JEOTERMAL KAYNAKLAR ÜZERİNE YAPILAN ÇALIŞMALARLA YAPMAK MÜMKÜN

Baktılar ki bu mümkün de olmuyor. Bu ölçekte böyle bir şey yapmanın bir anlamı yok diye ondan vazgeçtiler. Bu tür çalışmalar da olmuştur. Bir de jeotermal kaynaklar var. Kimi yerlerde jeotermal enerji elde ederken sıcak suyu alırsın elektirik enerjisine dönüştürürsün ondan sonra onu tekrar yer altına basman lazım. 

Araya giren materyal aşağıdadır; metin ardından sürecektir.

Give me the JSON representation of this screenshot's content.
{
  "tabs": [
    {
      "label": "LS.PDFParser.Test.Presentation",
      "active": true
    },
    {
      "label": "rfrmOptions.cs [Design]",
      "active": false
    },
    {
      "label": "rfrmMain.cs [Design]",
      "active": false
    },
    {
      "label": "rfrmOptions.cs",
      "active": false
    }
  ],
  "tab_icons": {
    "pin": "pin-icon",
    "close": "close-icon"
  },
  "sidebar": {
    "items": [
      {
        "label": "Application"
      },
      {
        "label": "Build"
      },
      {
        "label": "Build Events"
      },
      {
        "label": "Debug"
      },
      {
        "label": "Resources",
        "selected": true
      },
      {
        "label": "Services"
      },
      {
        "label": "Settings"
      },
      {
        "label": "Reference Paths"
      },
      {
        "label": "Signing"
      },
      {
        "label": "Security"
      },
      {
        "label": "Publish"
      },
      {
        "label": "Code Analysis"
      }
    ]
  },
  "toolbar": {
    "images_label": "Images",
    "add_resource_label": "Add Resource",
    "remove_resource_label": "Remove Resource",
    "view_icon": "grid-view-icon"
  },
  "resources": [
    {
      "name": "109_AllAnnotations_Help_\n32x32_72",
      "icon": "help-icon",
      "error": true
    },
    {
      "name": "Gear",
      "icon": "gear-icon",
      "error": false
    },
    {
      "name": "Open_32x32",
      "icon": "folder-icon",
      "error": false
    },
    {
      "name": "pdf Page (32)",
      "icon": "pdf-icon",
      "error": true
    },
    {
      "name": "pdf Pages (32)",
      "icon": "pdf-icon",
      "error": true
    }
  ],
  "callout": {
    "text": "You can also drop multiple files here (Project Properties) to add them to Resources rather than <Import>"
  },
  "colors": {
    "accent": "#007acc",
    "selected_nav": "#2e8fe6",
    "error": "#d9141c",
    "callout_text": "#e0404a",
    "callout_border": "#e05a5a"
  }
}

Genellikle faylı bölgeler olduğu için bu yer altına suyu bastığın zaman o yer altı suyu o faylarda tetiklenmeye küçük ölçekli deprem oluşturmaya neden olabiliyor. Niye çünkü yer altına suyu bastığın zaman o fayın bulunduğu yerlerdeki kayalarda gözeneklerin içindeki basınç artışına neden oluyor. Veya kimi yerlerde azalmasına neden oluyor. Şimdi sen yer altında böyle basınç düzleminde basınç alanında değişiklikler yaparsan fayda ani hareketler oluşturabilirsin. Yani bu mümkün.